Do these findings generalize to other effect sizes? We can check this by simply imposing different effects on the data generating process and repeating the previous exercise multiple times.

def run_power_simulation_vary_effect():
    "Run power simulations with varying effect sizes."
    n_points = 10
    max_val = 0.7

    effects = (
        np.sign(np.linspace(-1, 1, n_points))
        * max_val
        * (np.linspace(-1, 1, n_points) ** 2)
    )

    res_list = []
    for effect_size in tqdm(effects):
        res = run_power_simulation(n_iter=1000, rho=0.5, effect=effect_size)
        res["effect"] = effect_size
        res_list.append(res)
    return pd.concat(res_list, axis=1).T.set_index("effect")

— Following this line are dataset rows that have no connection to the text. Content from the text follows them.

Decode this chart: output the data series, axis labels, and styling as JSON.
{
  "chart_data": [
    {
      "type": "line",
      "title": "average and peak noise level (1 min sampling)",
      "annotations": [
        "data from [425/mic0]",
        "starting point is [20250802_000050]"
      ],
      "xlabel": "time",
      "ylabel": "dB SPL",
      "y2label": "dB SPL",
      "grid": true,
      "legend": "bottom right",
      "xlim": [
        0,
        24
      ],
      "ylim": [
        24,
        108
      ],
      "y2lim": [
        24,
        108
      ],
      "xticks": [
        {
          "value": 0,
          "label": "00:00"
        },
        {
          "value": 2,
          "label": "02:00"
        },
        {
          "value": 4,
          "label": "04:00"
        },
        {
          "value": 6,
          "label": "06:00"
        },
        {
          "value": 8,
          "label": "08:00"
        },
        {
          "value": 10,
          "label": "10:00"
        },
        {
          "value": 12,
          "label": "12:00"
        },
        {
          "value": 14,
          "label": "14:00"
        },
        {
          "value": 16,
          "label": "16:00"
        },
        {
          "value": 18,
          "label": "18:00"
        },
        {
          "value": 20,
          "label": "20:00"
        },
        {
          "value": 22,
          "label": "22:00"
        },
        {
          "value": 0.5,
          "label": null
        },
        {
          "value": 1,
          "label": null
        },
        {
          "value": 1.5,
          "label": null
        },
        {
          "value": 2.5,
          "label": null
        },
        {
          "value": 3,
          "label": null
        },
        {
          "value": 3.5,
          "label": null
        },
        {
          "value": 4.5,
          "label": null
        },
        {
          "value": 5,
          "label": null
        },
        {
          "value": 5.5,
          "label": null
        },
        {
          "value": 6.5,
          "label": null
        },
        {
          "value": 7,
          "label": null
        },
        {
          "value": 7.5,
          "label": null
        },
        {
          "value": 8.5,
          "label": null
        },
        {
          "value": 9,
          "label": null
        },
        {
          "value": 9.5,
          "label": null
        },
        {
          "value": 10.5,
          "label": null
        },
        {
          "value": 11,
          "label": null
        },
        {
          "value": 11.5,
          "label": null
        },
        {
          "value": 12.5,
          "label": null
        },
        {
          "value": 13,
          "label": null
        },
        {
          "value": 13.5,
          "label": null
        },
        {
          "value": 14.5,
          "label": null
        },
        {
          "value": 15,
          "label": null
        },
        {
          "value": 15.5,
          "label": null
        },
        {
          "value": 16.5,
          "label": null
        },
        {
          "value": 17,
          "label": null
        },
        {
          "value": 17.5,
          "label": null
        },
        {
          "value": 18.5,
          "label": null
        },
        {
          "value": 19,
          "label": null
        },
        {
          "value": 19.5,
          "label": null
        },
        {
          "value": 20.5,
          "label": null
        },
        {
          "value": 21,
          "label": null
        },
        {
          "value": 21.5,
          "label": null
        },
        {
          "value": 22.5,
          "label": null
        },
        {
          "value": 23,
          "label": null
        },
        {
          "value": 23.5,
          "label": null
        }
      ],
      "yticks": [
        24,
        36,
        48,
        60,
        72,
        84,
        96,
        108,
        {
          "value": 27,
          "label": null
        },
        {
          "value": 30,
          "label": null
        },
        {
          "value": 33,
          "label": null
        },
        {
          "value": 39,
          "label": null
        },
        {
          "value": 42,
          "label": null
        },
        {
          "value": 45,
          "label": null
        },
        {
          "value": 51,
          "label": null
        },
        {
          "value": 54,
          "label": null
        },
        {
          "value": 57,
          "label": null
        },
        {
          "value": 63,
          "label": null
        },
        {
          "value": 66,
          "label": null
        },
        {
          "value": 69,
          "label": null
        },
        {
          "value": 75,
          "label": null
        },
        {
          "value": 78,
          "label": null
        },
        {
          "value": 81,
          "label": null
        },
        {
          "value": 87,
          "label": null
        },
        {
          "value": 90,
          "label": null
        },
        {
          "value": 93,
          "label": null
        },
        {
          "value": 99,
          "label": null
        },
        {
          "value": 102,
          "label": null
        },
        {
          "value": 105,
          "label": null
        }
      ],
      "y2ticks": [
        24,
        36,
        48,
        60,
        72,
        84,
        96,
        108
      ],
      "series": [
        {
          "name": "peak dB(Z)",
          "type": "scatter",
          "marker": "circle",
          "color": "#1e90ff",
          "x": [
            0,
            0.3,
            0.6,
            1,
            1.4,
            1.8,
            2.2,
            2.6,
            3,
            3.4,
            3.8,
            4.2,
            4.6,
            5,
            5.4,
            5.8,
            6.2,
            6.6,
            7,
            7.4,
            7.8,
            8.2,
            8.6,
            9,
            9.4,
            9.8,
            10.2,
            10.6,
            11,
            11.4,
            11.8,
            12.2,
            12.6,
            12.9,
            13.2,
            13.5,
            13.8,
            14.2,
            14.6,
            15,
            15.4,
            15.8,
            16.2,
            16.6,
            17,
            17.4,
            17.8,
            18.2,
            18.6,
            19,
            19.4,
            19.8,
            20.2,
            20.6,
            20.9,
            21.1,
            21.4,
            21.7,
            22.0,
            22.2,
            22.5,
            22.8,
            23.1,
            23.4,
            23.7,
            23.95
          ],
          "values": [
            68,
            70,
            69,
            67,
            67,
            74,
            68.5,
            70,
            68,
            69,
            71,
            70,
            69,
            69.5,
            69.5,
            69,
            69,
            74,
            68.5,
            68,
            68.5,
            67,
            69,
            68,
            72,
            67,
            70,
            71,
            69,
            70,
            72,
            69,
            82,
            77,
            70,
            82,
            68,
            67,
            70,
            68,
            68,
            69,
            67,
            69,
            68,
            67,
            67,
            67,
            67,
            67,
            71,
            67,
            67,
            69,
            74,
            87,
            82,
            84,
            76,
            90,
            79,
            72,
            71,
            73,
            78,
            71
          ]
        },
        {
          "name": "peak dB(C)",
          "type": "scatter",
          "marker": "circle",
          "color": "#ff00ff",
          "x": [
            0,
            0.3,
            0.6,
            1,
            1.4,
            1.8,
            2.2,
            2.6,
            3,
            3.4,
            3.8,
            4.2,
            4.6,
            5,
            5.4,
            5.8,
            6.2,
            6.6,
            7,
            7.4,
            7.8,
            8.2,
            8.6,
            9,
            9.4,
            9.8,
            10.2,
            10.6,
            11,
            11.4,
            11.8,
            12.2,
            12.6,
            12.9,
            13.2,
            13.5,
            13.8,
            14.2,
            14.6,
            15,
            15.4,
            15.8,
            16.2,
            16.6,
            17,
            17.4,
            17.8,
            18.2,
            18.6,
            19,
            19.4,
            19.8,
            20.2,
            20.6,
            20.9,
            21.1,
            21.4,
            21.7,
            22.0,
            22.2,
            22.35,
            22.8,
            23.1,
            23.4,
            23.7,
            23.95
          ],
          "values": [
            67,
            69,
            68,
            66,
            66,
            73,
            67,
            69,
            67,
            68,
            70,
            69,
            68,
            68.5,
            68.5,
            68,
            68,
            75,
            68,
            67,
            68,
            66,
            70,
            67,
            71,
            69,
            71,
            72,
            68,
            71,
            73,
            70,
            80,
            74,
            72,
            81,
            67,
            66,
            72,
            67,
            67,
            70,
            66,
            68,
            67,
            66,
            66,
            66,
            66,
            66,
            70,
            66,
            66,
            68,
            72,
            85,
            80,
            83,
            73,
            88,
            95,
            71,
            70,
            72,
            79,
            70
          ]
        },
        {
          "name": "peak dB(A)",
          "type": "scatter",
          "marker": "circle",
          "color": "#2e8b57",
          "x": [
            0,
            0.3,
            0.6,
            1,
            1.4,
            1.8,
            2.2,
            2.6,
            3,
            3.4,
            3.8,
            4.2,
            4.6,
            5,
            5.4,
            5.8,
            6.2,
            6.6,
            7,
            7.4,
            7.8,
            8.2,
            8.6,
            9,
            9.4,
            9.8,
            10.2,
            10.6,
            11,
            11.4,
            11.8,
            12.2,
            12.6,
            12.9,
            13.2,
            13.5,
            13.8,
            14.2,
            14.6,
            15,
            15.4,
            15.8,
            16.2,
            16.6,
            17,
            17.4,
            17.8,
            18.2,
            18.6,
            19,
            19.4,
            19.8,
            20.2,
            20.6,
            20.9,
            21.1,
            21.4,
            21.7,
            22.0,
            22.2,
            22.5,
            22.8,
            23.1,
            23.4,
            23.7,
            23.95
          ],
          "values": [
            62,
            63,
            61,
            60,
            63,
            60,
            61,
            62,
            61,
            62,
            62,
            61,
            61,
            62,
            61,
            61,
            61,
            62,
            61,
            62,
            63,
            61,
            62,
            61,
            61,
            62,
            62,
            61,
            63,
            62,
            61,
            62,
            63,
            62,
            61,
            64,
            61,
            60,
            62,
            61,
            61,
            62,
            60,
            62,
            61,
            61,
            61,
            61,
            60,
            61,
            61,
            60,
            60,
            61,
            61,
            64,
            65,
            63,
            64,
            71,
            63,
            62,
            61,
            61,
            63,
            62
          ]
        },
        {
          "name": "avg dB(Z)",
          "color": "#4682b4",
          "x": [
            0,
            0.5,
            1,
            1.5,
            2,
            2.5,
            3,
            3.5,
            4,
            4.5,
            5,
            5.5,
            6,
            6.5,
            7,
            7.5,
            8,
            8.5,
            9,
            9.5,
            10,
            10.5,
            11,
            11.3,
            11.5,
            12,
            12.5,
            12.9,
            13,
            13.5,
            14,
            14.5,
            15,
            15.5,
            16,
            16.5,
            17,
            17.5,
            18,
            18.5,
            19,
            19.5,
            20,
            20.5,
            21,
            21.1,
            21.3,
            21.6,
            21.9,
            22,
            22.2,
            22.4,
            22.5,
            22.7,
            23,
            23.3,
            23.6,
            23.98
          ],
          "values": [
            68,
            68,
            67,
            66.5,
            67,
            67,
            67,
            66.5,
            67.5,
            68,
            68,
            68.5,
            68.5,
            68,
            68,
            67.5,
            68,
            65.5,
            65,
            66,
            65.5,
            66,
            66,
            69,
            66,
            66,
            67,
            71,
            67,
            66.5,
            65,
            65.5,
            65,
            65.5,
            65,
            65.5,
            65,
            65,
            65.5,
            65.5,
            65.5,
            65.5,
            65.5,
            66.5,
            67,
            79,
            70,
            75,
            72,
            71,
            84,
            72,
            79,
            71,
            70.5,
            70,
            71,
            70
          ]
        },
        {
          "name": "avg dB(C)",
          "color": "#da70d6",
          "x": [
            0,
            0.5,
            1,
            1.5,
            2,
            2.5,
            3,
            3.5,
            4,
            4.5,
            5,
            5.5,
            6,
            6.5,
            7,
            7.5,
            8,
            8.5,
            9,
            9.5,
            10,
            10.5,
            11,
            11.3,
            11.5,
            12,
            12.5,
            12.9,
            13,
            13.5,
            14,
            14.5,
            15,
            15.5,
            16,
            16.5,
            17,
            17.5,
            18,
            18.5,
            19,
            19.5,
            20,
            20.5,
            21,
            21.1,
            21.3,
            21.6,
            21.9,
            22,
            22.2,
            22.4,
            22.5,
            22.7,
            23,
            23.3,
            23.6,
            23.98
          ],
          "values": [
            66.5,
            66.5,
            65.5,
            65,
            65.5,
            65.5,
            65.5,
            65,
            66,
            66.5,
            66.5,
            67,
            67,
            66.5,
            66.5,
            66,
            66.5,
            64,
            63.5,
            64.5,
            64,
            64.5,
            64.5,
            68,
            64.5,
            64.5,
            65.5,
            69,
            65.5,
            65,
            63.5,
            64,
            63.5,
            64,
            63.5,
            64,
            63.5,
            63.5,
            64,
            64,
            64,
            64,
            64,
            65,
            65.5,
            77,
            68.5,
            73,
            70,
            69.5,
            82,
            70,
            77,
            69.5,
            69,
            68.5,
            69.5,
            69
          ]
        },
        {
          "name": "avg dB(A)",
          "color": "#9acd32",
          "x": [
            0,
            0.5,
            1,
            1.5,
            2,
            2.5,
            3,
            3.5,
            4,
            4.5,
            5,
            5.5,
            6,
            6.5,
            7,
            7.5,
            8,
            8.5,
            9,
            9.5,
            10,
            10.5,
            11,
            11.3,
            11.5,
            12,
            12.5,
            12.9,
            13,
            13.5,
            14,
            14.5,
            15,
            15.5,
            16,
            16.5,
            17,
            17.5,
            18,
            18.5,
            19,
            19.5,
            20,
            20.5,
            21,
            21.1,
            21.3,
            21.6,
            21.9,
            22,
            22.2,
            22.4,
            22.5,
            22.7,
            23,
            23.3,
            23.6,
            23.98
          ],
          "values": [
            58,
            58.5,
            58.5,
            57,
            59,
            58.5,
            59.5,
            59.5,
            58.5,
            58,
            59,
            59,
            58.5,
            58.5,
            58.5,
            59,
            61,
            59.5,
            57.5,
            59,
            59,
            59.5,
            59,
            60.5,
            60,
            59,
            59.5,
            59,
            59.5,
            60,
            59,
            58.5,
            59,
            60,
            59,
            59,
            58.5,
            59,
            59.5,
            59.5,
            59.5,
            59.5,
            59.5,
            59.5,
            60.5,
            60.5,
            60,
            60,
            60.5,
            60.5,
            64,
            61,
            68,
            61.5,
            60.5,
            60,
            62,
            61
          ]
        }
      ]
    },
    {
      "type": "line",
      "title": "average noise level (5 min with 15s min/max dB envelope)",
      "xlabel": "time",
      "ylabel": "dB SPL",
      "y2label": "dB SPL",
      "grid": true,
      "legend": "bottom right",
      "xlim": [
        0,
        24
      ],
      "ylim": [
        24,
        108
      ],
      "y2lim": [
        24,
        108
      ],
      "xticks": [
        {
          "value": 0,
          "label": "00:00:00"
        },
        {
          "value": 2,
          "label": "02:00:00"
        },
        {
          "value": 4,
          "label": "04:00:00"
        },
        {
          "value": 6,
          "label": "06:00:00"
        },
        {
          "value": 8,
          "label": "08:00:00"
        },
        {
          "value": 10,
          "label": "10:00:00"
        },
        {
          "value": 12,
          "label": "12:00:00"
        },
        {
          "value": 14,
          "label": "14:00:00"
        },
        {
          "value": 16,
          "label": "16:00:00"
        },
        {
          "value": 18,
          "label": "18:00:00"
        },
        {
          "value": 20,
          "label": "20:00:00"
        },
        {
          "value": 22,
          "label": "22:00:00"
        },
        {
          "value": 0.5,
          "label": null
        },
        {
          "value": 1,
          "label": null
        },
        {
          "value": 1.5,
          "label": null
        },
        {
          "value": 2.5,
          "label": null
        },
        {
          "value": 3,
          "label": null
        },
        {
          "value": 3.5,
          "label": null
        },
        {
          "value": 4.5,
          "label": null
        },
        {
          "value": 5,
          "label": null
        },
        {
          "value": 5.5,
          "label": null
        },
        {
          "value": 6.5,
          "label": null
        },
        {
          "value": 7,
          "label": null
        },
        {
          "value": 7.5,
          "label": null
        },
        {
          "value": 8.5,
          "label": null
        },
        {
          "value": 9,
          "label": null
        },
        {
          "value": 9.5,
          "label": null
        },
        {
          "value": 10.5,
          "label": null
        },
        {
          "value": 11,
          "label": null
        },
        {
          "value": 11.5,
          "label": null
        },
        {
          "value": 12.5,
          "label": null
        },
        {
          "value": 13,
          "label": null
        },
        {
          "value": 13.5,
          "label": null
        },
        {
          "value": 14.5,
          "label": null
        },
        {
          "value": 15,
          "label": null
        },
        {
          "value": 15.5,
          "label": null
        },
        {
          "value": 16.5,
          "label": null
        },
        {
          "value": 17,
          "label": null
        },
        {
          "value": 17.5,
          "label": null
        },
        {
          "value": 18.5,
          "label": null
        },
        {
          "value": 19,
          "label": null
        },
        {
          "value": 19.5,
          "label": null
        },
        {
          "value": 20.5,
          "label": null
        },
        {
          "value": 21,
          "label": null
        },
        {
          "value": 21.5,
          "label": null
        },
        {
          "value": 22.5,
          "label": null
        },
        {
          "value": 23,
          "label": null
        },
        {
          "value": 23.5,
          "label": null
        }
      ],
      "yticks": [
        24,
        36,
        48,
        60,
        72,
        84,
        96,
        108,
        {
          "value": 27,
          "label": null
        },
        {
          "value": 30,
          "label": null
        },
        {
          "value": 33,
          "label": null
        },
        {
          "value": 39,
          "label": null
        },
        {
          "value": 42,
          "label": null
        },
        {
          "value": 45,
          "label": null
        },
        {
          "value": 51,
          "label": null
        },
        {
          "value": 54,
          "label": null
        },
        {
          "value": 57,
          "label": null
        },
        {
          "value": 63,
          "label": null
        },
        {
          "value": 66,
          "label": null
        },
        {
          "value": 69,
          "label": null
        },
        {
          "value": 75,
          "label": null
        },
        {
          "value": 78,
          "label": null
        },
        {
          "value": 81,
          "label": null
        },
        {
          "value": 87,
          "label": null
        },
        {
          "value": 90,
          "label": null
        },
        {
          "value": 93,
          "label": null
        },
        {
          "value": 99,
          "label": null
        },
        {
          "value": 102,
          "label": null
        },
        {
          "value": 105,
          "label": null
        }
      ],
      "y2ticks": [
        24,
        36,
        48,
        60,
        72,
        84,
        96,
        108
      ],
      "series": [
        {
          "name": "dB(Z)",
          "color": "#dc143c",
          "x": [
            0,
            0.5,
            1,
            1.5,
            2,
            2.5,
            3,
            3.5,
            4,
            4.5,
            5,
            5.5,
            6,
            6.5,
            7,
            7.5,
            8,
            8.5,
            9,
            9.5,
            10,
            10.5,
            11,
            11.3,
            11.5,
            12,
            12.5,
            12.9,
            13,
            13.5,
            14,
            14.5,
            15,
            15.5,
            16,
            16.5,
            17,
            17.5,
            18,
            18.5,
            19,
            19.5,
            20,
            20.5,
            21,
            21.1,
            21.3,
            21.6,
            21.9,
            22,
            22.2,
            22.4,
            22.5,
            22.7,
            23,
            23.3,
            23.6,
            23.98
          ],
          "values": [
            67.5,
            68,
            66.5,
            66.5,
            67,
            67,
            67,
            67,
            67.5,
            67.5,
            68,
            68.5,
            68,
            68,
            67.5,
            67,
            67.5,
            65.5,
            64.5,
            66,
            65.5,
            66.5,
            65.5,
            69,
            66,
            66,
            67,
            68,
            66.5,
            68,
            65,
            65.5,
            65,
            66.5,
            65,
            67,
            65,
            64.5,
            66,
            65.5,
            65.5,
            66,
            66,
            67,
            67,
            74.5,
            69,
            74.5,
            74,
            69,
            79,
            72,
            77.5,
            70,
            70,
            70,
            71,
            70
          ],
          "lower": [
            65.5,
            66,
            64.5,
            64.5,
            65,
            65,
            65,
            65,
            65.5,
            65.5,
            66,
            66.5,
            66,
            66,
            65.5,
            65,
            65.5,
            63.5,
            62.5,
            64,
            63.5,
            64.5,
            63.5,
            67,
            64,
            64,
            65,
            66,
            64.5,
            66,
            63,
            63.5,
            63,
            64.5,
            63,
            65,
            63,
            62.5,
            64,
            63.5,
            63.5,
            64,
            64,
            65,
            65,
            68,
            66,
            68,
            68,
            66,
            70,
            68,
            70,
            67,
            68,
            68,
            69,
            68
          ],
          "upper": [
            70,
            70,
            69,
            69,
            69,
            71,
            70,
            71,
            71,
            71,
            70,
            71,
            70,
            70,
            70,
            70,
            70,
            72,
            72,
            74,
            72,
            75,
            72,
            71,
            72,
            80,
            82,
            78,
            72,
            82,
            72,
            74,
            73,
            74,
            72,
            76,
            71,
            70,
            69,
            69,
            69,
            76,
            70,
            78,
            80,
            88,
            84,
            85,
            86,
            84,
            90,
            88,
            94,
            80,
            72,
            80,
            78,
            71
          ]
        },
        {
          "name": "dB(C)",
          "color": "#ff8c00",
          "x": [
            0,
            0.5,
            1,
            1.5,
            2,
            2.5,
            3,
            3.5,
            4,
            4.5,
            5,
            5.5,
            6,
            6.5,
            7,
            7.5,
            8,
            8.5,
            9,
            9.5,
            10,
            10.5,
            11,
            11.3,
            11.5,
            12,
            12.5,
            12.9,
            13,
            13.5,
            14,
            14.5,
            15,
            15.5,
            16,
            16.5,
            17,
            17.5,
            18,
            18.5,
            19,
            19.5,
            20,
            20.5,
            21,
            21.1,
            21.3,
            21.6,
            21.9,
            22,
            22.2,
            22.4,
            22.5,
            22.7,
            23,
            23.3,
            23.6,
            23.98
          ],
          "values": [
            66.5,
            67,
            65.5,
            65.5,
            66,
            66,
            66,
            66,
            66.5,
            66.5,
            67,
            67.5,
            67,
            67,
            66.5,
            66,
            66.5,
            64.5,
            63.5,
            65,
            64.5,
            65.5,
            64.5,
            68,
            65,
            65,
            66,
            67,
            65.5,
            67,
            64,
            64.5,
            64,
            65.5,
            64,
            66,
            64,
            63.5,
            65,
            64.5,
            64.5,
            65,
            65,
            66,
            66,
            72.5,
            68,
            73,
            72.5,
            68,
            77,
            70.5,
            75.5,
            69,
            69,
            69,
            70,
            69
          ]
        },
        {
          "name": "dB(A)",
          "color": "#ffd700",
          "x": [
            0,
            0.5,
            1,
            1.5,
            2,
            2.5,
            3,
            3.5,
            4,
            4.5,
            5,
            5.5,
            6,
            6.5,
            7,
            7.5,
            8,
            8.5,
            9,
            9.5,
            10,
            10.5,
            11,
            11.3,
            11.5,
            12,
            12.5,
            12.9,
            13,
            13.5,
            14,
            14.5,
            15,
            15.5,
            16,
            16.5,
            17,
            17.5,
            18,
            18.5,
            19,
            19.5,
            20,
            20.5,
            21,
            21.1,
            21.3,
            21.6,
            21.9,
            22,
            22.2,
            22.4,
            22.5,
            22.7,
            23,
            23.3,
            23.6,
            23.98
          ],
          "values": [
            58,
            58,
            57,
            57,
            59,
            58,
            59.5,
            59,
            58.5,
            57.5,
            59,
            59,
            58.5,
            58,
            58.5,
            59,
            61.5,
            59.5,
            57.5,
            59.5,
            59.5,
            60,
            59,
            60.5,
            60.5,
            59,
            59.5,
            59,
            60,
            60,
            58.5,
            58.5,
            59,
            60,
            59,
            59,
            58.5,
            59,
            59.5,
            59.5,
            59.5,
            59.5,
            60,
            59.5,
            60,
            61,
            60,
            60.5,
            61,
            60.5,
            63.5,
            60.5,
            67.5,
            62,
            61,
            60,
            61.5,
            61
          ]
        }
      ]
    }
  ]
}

res = run_power_simulation_vary_effect()
100%|██████████| 1000/1000 [10:54<00:00,  1.53it/s]
100%|██████████| 1000/1000 [10:17<00:00,  1.62it/s]
100%|██████████| 1000/1000 [10:05<00:00,  1.65it/s]
100%|██████████| 1000/1000 [10:09<00:00,  1.64it/s]
100%|██████████| 1000/1000 [10:25<00:00,  1.60it/s]
100%|██████████| 1000/1000 [09:54<00:00,  1.68it/s]
100%|██████████| 1000/1000 [09:44<00:00,  1.71it/s]
100%|██████████| 1000/1000 [10:53<00:00,  1.53it/s]
100%|██████████| 1000/1000 [14:32<00:00,  1.15it/s]
100%|██████████| 1000/1000 [14:38<00:00,  1.14it/s]
100%|██████████| 10/10 [1:53:04<00:00, 678.48s/it]
column_to_label_dict = {
    "Pr(>|t|) detect effect": "Unadjusted",
    "Bonferroni detect effect": "Bonferroni",
    "rwolf detect effect": "RW",
    "wyoung detect effect": "WY",
}

plt.figure(figsize=(10, 6))
line_styles = ["-", "--", "-.", ":"]
for column, line_style in zip(res.columns, line_styles):
    plt.plot(
        res.index, res[column], linestyle=line_style, label=column_to_label_dict[column]
    )

plt.title("Power of Multiple Testing Correction Procedures")
plt.xlabel("Effect")
plt.ylabel("Proportion of correctly detected effects")
plt.legend()
plt.grid()
plt.show()

We see that for any simulated effect size, the Romano-Wolf and Westfall-Young methods detect a higher share of true positives than the Bonferroni method: they have higher power.

Literature

  • Clarke, Damian, Joseph P. Romano, and Michael Wolf. “The Romano–Wolf multiple-hypothesis correction in Stata.” The Stata Journal 20.4 (2020): 812-843.
  • Romano, Joseph P., and Michael Wolf. “Stepwise multiple testing as formalized data snooping.” Econometrica 73.4 (2005): 1237-1282.
  • Westfall, Peter H., and S. Stanley Young. Resampling-based multiple testing: Examples and methods for p-value adjustment. Vol. 279. John Wiley & Sons, 1993.